Vaccino antinfluenzale. Coletto: “Alle Aziende sanitarie il 50% dei vaccini in più rispetto ad anno scorso, disponibili da ottobre”

Vaccino antinfluenzale. Coletto: “Alle Aziende sanitarie il 50% dei vaccini in più rispetto ad anno scorso, disponibili da ottobre”

Vaccino antinfluenzale. Coletto: “Alle Aziende sanitarie il 50% dei vaccini in più rispetto ad anno scorso, disponibili da ottobre”
Obiettivo “sottoporre a vaccinazione almeno il 75% della popolazione a rischio”. “Accogliamo con piacere la decisione della Regione di anticipare la vaccinazione antinfluenzale. Anche grazie alla nostra azione, l’Umbria è la regione con la percentuale più alta di vaccinati tra gli ultrasessantacinquenni, il 65% rispetto al 53% della media nazionale”, ha affermato Pesca, Mmg della task force regionale Covid.

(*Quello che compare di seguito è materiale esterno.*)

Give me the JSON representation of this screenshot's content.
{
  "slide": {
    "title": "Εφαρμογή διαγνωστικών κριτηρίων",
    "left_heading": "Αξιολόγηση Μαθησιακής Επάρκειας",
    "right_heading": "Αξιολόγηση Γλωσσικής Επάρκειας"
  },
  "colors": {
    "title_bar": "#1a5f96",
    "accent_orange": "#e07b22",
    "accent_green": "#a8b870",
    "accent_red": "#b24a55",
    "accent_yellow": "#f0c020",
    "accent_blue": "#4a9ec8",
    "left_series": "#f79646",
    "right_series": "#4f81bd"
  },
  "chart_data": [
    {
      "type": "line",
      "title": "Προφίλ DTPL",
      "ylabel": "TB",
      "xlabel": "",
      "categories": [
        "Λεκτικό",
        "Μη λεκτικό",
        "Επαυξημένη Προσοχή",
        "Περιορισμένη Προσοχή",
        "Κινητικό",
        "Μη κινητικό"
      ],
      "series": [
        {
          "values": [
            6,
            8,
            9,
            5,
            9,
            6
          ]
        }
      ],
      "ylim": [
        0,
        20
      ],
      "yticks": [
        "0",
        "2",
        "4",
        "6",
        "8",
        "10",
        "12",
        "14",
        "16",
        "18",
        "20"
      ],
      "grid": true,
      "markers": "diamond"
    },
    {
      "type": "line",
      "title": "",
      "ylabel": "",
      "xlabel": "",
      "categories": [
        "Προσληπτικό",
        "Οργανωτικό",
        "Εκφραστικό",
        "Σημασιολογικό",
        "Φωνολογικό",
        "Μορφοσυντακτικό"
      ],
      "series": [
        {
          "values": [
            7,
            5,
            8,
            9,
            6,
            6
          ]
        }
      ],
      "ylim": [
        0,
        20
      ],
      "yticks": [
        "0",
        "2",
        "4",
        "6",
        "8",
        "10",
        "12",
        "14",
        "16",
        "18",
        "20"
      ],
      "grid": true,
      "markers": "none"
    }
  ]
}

“L’emergenza legata al Covid-19 ha reso indispensabile rafforzare le campagne di vaccinazioni, al fine di ridurre le infezioni respiratorie nella popolazione e rendere più facile la diagnosi differenziale, ovvero capire se la sintomatologia sia riconducibile all’influenza o al Covid. Per questo le Aziende sanitarie hanno acquistato il 50% in più di vaccini rispetto allo scorso anno, mettendoli a disposizione già da ottobre, con l’obiettivo di sottoporre a vaccinazione almeno il 75% della popolazione a rischio”.

Lo ha annunciato l’assessore regionale alla Salute Luca Coletto, commentando l’approvazione da parte della Giunta dell’Accordo tra Regione, Asl e organizzazioni sindacali dei medici di medicina generale.

“Il vaccino è il mezzo più efficace e sicuro per prevenire l’influenza e ridurre eventuali complicazioni – ha sostenuto Coletto – ed è importante ripeterlo ogni anno perché i virus dell’influenza cambiano spesso. Tutte le categorie a rischio potranno vaccinarsi gratuitamente rivolgendosi al proprio Medico di Medicina Generale o al Pediatra di libera scelta”.

“Coloro che desiderano vaccinarsi e non rientrano nelle categorie per cui la circolare ministeriale non prevede la vaccinazione gratuita, possono comunque acquistare il vaccino in farmacia recandosi poi dal proprio Medico per la somministrazione”, ha spiegato.

La vaccinazione antinfluenzale – ricorda la Regione – è raccomandata ai soggetti di età superiore ai 65 anni, i quali risultano essere quelli maggiormente colpiti da forme respiratorie polmonari con sintomatologia severa. Un’altra categoria a rischio sono ritenuti tutti quei soggetti che indipendentemente dall’età , possono sviluppare forme gravi o mortali di malattia a causa di preesistenti patologie o condizioni predisponenti.

La vaccinazione è fortemente indicata anche alle donne in gravidanza e puerperio, agli individui ricoverati in strutture per lungodegenti, al personale sanitario e medico, ai donatori di sangue, ai vigili del fuoco alle forze di polizie e a tutte le altre categorie di lavoratori dei servizi essenziali.

Per coloro che hanno più di 65 anni e per i soggetti con patologie o condizioni predisponenti, in quanto soggetti più fragili nei confronti del virus Sars CoV 2, è fortemente raccomandata anche la vaccinazione anti-pneumococcica.

“Accogliamo con piacere la decisione della Regione di anticipare la vaccinazione antinfluenzale – ha affermato Leandro Pesca, membro della task force regionale coronavirus, in rappresentanza dei Medici del territorio -. I Medici di Medicina Generale garantiranno la massima collaborazione per rendere efficace la campagna di vaccinazione, pur in un momento difficile legato anche alle misure anti Covid. Ricordo che anche grazie alla nostra azione, l’Umbria è la regione con la percentuale più alta di vaccinati tra gli ultrasessantacinquenni, il 65% rispetto al 53% della media nazionale”.

Nell’Accordo tra Regione e rappresentanze dei Medici di Medicina Generale è stato anche sancito il nuovo tetto regionale di spesa farmaceutica pro-capite, pari a 153 euro, in diminuzione di 6 euro rispetto al valore del 2019, favorendo un efficientamento della spesa complessiva a fronte degli stessi obiettivi di Salute.